Healthcare Administration: What You Need to Know About This Career Option
We interact with doctors, nurses, pharmacists, and other healthcare professionals when we visit a hospital. However, we do not often think about the administrators working behind the scenes providing leadership and expertise that makes these facilities and the industry work as expected. Healthcare administrators straddle the line between medicine and business, using their skills to make a real difference. In this article, we explore the most important things you should know about this essential career option.
What is a Healthcare Administrator?
These are professionals who oversee the business end of healthcare facilities. They make large-scale decisions and work directly with policies and budgets to ensure the best patient experiences and the safety of the staff and guests who visit their facilities.
Even though their title makes them sound like they only work in hospitals, they also work in behavioral health clinics, pharmaceutical companies, government organizations, consulting firms, and nonprofits.
What Do Healthcare Administrators Do?
Their roles revolve around overseeing the facility itself and ensuring everything works as expected.
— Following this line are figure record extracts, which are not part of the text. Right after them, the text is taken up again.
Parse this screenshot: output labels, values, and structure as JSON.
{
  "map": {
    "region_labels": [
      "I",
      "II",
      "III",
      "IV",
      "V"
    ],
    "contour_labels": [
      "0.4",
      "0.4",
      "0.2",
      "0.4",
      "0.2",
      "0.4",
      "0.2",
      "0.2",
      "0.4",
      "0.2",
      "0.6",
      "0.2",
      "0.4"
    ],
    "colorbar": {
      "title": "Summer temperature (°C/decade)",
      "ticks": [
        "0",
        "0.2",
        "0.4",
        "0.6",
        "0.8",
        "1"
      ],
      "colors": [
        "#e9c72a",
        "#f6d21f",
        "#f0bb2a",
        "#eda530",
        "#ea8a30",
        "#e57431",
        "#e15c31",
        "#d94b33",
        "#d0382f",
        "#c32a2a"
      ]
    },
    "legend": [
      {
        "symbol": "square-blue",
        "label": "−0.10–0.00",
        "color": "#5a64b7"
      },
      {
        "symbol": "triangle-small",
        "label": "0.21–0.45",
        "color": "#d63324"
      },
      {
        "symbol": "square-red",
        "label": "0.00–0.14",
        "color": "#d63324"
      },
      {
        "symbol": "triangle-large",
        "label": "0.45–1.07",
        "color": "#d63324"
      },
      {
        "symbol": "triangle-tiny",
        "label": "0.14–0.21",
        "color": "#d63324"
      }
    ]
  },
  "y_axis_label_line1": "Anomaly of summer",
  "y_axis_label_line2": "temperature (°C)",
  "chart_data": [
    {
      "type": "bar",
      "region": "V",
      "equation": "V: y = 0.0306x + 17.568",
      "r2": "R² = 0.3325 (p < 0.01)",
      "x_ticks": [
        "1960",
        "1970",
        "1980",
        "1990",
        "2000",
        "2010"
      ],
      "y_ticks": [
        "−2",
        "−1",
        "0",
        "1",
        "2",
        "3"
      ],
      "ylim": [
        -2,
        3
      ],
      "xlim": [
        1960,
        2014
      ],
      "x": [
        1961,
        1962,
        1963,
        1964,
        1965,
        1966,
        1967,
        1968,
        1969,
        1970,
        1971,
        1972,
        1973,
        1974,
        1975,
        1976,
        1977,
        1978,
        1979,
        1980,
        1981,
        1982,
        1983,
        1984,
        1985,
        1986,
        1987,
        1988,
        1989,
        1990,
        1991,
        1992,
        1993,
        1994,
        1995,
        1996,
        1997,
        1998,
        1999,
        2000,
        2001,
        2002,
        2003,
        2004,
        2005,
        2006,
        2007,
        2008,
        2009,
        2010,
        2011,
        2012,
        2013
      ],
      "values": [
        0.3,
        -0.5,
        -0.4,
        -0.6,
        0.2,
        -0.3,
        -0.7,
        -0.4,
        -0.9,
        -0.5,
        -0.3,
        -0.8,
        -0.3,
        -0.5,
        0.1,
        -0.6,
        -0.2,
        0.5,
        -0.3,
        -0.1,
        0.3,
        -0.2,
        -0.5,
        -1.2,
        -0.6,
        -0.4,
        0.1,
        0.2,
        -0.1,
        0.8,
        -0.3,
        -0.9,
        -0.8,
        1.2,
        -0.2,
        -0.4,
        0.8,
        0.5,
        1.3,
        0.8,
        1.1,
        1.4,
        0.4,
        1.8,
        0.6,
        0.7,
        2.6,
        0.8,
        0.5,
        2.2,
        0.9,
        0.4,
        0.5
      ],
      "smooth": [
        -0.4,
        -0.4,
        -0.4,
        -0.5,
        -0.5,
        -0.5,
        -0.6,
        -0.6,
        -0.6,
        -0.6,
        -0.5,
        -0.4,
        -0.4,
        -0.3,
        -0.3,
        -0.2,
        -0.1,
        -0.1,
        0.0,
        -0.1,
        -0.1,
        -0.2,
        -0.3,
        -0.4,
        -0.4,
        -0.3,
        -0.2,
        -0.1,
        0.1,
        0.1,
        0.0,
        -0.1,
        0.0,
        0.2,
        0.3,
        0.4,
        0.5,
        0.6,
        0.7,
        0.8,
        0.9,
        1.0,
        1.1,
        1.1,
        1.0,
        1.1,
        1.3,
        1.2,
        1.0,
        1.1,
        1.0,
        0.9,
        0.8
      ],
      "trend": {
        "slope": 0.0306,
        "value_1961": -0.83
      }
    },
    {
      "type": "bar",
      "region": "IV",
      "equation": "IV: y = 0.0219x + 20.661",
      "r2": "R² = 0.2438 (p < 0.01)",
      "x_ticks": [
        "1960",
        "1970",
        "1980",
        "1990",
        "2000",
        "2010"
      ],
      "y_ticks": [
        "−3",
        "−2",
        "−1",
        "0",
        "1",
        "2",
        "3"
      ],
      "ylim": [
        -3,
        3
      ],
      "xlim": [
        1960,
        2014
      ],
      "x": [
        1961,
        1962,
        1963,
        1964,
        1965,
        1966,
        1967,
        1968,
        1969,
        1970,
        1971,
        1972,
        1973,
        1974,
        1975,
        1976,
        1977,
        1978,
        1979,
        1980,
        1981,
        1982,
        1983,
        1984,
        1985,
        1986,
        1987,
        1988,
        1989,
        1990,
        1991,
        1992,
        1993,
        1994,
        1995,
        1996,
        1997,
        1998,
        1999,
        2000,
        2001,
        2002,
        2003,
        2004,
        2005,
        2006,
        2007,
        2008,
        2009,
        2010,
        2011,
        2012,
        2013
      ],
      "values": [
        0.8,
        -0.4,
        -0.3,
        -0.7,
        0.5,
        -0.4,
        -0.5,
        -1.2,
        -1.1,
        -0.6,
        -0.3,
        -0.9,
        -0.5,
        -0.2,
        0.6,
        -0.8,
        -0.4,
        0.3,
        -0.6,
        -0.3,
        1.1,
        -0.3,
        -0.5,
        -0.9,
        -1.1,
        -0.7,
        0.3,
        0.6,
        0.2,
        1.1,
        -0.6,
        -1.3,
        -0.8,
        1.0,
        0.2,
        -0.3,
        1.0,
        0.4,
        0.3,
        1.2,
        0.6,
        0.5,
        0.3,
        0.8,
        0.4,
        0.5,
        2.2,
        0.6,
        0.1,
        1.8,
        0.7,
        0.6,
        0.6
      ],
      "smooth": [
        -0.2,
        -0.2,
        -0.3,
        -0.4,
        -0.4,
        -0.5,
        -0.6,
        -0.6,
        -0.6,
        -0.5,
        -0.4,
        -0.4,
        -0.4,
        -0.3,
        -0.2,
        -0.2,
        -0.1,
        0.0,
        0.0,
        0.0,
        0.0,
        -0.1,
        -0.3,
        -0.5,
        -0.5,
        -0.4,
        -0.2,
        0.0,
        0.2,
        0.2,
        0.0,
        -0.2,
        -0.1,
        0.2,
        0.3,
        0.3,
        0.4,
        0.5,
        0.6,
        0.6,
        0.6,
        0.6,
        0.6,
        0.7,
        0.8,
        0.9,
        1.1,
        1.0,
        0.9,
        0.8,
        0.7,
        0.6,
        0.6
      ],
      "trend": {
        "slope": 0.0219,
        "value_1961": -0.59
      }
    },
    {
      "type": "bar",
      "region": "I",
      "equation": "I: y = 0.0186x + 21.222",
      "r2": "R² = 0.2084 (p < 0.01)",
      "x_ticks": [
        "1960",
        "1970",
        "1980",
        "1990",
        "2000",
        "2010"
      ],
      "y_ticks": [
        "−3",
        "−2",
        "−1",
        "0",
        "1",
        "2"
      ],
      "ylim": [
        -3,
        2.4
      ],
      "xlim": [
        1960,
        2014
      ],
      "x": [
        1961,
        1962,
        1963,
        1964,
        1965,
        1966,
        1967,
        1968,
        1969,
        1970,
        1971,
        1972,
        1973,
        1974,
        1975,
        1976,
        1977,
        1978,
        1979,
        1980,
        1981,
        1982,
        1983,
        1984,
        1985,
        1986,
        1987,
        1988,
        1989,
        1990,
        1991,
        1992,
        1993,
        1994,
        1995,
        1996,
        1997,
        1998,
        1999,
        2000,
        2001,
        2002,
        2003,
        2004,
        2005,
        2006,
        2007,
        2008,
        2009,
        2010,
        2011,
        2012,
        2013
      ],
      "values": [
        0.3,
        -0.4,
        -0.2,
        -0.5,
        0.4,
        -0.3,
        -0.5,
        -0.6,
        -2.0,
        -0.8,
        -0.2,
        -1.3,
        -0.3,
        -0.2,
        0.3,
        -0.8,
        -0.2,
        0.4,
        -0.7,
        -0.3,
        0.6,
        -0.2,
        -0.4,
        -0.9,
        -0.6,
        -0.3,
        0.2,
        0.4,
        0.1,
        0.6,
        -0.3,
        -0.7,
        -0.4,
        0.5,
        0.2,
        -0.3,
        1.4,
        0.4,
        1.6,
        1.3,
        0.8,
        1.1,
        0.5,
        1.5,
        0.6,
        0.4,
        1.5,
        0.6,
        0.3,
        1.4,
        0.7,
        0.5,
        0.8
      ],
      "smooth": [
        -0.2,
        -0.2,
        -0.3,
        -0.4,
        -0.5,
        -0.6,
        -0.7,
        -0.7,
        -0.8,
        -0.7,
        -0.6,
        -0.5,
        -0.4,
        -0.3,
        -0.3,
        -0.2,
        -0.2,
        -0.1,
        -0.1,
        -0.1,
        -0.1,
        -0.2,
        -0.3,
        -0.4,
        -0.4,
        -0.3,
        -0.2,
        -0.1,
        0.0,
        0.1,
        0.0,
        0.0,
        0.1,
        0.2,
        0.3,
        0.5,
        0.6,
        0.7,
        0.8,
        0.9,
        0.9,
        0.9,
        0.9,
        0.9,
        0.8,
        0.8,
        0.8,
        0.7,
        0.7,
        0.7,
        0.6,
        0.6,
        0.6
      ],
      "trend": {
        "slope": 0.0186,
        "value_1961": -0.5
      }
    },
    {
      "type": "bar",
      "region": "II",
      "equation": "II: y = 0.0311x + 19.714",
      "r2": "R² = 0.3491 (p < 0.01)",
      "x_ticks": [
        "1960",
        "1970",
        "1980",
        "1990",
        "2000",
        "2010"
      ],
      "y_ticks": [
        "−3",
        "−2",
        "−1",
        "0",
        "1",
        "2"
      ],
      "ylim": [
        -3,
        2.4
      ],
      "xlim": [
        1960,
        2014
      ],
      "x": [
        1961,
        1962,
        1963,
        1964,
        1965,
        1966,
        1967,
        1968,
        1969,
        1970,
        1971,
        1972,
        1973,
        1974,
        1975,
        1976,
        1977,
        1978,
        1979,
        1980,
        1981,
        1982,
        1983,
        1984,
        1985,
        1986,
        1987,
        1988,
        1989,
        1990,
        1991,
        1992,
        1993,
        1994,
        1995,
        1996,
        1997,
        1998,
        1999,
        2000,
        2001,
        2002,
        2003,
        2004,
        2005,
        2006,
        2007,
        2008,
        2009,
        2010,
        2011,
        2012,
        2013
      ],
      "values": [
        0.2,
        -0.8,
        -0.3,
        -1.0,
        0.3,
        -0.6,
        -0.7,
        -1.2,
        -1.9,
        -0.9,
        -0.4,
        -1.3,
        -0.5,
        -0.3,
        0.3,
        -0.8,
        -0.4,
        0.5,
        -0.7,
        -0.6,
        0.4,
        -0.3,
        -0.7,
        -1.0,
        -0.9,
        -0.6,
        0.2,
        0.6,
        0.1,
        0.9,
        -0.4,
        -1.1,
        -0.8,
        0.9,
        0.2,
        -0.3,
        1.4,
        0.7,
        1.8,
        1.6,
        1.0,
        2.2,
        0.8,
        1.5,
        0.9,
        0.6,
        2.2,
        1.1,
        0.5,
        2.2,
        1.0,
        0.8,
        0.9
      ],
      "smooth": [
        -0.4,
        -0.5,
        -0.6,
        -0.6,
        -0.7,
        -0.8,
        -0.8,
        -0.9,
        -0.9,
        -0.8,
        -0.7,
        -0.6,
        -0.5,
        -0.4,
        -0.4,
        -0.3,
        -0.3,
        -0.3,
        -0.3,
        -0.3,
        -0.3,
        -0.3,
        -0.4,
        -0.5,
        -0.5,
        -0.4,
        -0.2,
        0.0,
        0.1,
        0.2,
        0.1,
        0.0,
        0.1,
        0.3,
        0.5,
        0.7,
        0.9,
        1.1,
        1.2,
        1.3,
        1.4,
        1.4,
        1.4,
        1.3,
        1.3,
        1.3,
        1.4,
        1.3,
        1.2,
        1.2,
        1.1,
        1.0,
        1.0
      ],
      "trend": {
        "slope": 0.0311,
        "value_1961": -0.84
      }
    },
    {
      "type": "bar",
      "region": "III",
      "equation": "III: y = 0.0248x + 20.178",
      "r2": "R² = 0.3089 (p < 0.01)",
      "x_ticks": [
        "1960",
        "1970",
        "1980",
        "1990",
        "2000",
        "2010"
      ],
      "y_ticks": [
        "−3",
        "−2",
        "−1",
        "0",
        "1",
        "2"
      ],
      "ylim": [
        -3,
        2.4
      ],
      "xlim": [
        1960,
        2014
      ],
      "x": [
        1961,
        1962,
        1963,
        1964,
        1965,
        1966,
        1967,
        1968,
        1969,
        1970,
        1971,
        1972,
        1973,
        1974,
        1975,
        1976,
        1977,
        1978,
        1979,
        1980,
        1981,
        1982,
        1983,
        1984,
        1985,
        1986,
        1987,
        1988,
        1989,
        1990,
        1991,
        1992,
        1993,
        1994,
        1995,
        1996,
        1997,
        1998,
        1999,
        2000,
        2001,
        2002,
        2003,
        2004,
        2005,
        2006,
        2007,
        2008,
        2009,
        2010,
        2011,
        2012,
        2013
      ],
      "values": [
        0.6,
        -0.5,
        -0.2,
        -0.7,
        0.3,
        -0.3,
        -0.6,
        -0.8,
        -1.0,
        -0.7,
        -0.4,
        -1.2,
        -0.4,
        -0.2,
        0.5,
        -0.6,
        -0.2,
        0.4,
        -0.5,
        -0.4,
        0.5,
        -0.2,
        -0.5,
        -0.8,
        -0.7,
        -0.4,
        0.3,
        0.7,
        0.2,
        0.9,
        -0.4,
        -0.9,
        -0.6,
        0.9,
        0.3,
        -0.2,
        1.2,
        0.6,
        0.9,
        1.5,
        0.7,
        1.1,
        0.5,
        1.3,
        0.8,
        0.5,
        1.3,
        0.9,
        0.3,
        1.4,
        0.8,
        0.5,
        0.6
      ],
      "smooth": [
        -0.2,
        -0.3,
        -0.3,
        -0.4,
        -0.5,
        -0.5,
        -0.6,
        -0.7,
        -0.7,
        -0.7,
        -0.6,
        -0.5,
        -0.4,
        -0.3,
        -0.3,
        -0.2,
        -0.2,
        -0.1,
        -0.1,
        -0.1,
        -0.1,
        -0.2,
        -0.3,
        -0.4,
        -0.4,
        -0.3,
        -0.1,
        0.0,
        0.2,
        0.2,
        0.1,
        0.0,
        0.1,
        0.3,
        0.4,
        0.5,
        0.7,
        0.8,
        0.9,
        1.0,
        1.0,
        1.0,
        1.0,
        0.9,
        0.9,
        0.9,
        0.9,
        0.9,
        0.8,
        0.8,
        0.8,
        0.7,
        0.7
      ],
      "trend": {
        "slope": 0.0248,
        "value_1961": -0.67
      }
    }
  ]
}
They are typically involved in:
- Training staff members
- Managing finances
- Developing work schedules
- Monitoring spending and budgets
- Improving efficiency and service
- Ensuring the facilities comply with all regulations and laws
- Communicating with nurses, physicians, and other professionals
Because of their wide roles and the facilities they work in, they are expected to be flexible enough to handle new responsibilities as their positions and facilities demand.
What Qualifications Do They Need?
Healthcare administrators need at least a bachelor’s degree in healthcare management. This degree teaches them healthcare and business fundamentals as they apply to the industry. These include effective communication, daily operations, strategy, budgeting, and others.
It is also common for healthcare administrators to start as nurses or other healthcare professionals. Employers see this experience as crucial since they will already understand healthcare settings and be more prepared to take on a leadership or executive role.
Some healthcare facilities also require a master’s degree. Obtaining one arms them with a deeper understanding of leadership principles, large-scale management, and executive strategy.
Healthcare Administration Growth Projections are High
The healthcare industry has been growing steadily over the past decade, meaning there is a growing need for professionals in administrative positions. According to some reports, the industry is expected to grow by more than 30% in the next five years.
This growth and higher demand for hospital administrators also make this career one of the most lucrative ones. The annual hospital administrator salary puts these professionals among the highest-paid in the field, with some states like New York and California being among those that pay the highest.
Essential Healthcare Administration Skills
In addition to universal skills like community, empathy, communication, and critical thinking, healthcare administrators require additional skills specific to their position. These include understanding patient care, budgeting, health law and policy, and using different types of software found in healthcare settings.
Whether you are choosing your first degree or making a career change, choosing hospital administration gets you into an in-demand, lucrative, and essential role. You become crucial for ensuring healthcare facilities function as expected and improving policies for better patient outcomes.